The T-series I would make as thin and portable as possible, but not sacrifice customizability. basically everything down to the processor is user replaceable. In order to save costs and engineering I would not bother with discrete graphics option. Since this would be more designed for professional work rather than gaming/graphics. The T's are also user replaceable screens so that 3rd party can swap it with a 4K display which we will do telemetry to check the general adoption. Also to save on cost and engineering and reuse the T's won't support tablet mode..
The X and T series would also be limited to 1080p FHD displays again to save on cost.
The G-series would be a different beast in that it's meant as a gaming grade device and the general bulk associated with it. It only comes in 17" 4K display screen with NVidia (or AMD exclusive whichever one gives us a better deal) option. Weighs like a tonne (well 6lbs). Also the G will not be foldable for engineering reasons.
I'd also add a G-dock which is a USB-C pluggable device that provides a graphics card slot that would allow offloading graphics workloads to it along with providing extra storage. This allows the X and T series to avail of discrete graphics.
Doing all of this the T and G series shells should be reusable for multiple generations.

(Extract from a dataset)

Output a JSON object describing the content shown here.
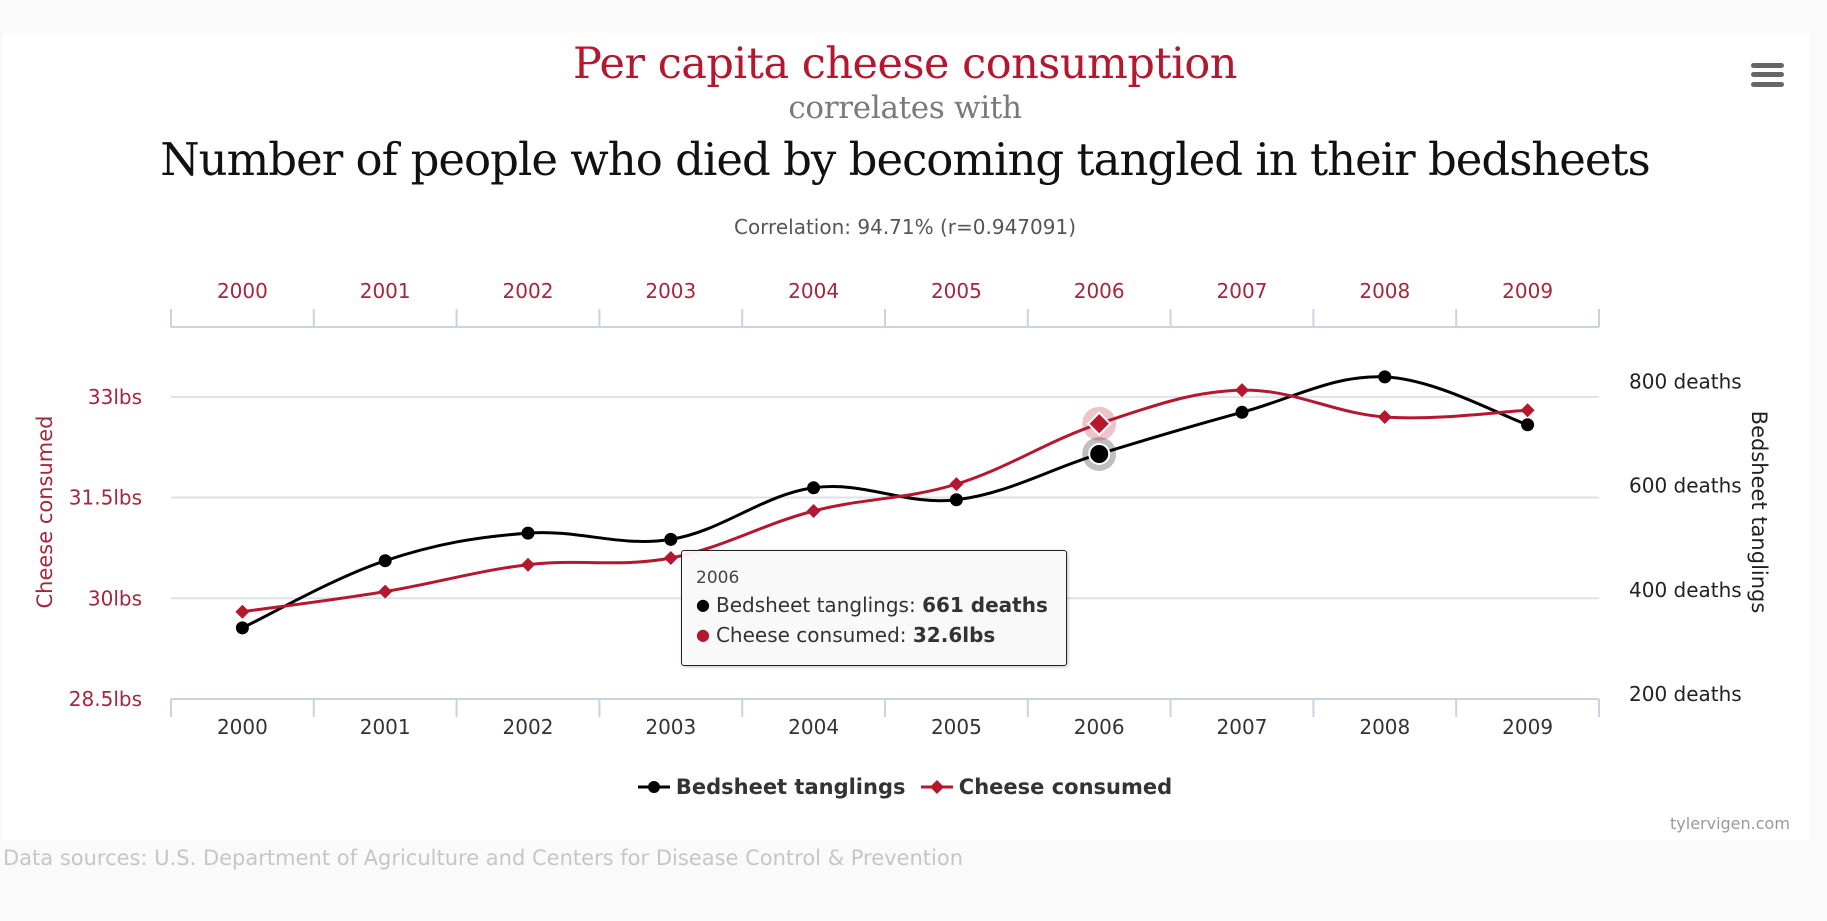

The shell structures could also be licensed at a relatively low cost so it can be 3D printed by 3rd parties with fancier materials since the company will only make stock matte black (glossy makes it easy to show dirt and grime and scratches)
Since there's **reuse** or minor iterations, costs would be lower and more beneficial for the environment than Apple's recycling approach. There's a reason why Recycle is last in Reduce-Reuse-Recycle. In fact this would be one of the selling point.
The minor iterations like updating to support new ports would simply swap the output of the shell.